Nintendo have sent Valve a DMCA takedown notice related to the GameCube and Wii emulator Dolphin. Dolphin has been in development for nearly 20 years, but in March its developers announced their intention to bring the free emulator to Steam and opened a store page.
Dolphin's developers now say that the Steam release is "indefinitely postponed".
The takedown notice, which has been seen by PC Gamer, says that, "Because the Dolphin emulator violates Nintendo’s intellectual property rights, including but not limited to its rights under the Digital Millennium Copyright Act (DMCA)’s Anti-Circumvention and AntiTrafficking provisions, 17 U.S.C. § 1201, we provide this notice to you of your obligation to remove the offering of the Dolphin emulator from the Steam store."
Under DMCA regulations, operators of platforms such as Steam are required to remove content upon receiving a takedown request, and to notify the allegedly infringing party who then have the opportunity to file a counter-claim. Dolphin's Steam page has been removed and now redirects to the Steam store homepage.
"It is with much disappointment that we have to announce that the Dolphin on Steam release has been indefinitely postponed," reads a short post on the Dolphin site. "We were notified by Valve that Nintendo has issued a cease and desist citing the DMCA against Dolphin's Steam page, and have removed Dolphin from Steam until the matter is settled. We are currently investigating our options and will have a more in-depth response in the near future."
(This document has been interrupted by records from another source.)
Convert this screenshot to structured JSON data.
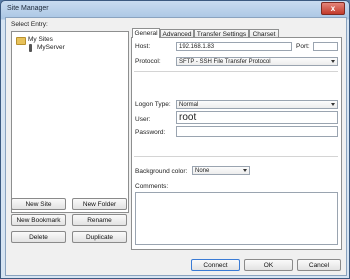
{
  "window": {
    "title": "Site Manager",
    "close_label": "x"
  },
  "left": {
    "select_entry_label": "Select Entry:",
    "tree": [
      {
        "label": "My Sites",
        "type": "folder"
      },
      {
        "label": "MyServer",
        "type": "server"
      }
    ],
    "buttons": {
      "new_site": "New Site",
      "new_folder": "New Folder",
      "new_bookmark": "New Bookmark",
      "rename": "Rename",
      "delete": "Delete",
      "duplicate": "Duplicate"
    }
  },
  "tabs": [
    {
      "label": "General",
      "active": true
    },
    {
      "label": "Advanced"
    },
    {
      "label": "Transfer Settings"
    },
    {
      "label": "Charset"
    }
  ],
  "general": {
    "host_label": "Host:",
    "host_value": "192.168.1.83",
    "port_label": "Port:",
    "port_value": "",
    "protocol_label": "Protocol:",
    "protocol_value": "SFTP - SSH File Transfer Protocol",
    "logon_type_label": "Logon Type:",
    "logon_type_value": "Normal",
    "user_label": "User:",
    "user_value": "root",
    "password_label": "Password:",
    "password_value": "",
    "background_color_label": "Background color:",
    "background_color_value": "None",
    "comments_label": "Comments:"
  },
  "footer": {
    "connect": "Connect",
    "ok": "OK",
    "cancel": "Cancel"
  }
}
Emulation operates within grey areas of copyright law and the outcome of any actual lawsuit against Dolphin would be hard to predict, but it would set a precedent that could have sweeping consequences for all emulation.
Dolphin remains available for download via links on its own site. Other emulation software, such as RetroArch, remain available on Steam. Interest in accessing emulation software through Steam has increased in recent months due to the popularity of Valve's PC handheld, the Steam Deck, and last year Valve hastily replaced a trailer for the device after a Nintendo Switch emulator was shown within a user's Steam library.